# Model Loading
## FastLanguageModel.from_pretrained
By default this aims to load a model for the LoRA process, and uses `load_in_16bit`.
### `max_sequence_length`
The parameter sets the context window for model training/inference.
Unsloth can set `max_sequence_length` above the model's original capacity because it uses RoPE scaling.
Unsloth supports up to 4x longer context windows.
Unsloth computes a scaling factor and adjusts how positions are mapped into RoPE's frequency space so that all positions fit into the frequency range the model was trained on.
Because max. sequence length has a huge impact on training, you want to keep it small initially, during exploration (512, 1024).
### `dtype`
Controls the compute dtype. Pass `None` for auto-detection (recommended). Explicit options: `torch.bfloat16` (Ampere+), `torch.float16`.
### `load_in_4bit`
Turns on qLoRA by using the bitsandbytes 4-bit runtime quantization engine.
### `full_finetuning`
Enables full fine-tuning. Can be done in 8 or 4 bit quantized modes.

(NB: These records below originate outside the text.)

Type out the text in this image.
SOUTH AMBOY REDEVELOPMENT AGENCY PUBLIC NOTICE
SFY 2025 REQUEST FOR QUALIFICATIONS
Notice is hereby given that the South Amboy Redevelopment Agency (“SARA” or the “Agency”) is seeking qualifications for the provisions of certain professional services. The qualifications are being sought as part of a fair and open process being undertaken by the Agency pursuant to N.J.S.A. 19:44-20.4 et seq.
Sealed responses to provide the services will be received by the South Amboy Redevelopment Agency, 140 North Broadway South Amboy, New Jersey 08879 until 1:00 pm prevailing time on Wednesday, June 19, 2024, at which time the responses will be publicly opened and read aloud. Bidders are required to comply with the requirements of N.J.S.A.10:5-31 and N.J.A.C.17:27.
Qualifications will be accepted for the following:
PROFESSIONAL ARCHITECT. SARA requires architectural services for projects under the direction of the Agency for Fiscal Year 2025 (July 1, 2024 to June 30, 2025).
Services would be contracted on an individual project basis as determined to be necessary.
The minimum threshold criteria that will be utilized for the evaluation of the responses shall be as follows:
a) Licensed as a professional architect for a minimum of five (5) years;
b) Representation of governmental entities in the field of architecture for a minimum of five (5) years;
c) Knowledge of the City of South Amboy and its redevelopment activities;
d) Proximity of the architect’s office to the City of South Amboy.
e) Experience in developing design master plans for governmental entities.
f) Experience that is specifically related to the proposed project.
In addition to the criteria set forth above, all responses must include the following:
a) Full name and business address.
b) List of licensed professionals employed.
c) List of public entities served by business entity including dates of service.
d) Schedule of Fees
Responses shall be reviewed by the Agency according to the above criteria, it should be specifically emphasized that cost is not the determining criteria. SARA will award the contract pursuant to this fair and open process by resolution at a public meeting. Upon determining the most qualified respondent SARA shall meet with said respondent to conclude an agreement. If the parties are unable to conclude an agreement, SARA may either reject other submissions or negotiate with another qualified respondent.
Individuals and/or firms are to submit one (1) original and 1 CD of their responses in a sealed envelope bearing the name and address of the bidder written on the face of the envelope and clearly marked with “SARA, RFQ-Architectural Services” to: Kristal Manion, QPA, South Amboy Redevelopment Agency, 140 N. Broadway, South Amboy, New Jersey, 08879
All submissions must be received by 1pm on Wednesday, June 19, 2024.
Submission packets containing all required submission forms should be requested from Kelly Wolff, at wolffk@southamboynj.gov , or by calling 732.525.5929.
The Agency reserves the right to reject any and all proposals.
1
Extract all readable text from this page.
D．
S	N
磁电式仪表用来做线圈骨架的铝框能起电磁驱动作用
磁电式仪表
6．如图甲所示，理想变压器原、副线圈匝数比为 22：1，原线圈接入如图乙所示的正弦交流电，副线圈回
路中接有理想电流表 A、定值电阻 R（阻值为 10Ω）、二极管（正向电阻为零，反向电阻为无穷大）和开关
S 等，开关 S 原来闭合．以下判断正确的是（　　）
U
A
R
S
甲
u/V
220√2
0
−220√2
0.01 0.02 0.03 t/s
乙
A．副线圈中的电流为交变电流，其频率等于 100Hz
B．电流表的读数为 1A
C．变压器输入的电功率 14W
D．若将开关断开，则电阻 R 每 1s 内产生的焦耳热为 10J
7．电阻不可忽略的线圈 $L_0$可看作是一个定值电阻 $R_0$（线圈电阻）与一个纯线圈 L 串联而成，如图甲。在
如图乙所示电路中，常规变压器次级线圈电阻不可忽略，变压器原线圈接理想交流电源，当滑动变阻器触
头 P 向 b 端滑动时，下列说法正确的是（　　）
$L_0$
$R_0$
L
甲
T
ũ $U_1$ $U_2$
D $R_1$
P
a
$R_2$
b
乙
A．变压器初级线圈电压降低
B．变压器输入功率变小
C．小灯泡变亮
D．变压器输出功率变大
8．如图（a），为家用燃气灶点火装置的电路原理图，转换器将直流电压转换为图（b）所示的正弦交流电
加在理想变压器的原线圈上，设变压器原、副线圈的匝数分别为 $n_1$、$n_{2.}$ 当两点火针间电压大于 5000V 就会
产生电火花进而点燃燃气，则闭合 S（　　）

By default, it loads models in 16bit mode.
### `fast_inference=False`
To disable vLLM when you want to do GRPO on a model that has no vLLM support.
---
## FastLanguageModel.get_peft_model
Wrap the model with low-rank adapters for Huggingface' performance-efficient fine-tuning (HF PEFT).
So it creates the `peft.LoraConfig` for you, injects the LoRA layers into the model, and freezes the base model (by setting `requires_grad = False` in PyTorch).
Unlike normal PEFT, Unsloth also makes your model more efficient to train because it:
- patches attention kernels into fused kernels (more efficient)
- applies memory-efficient gradient logic
- enables faster backprop kernels
- ensures compatibility with 4-bit / qLoRA models
- optionally activates gradient check-pointing optimized for (q)LoRA.
### `r`
The rank parameter (smaller vs more expressive adapters).
| r | Reason |
| ----- | --------------------- |
| 4 | extremely lightweight |
| 8 | common small adapter |
| 16 | typical default |
| 32-64 | high-capacity LoRA |
### `lora_alpha`
Alpha divided by rank to scale the actual LoRA update.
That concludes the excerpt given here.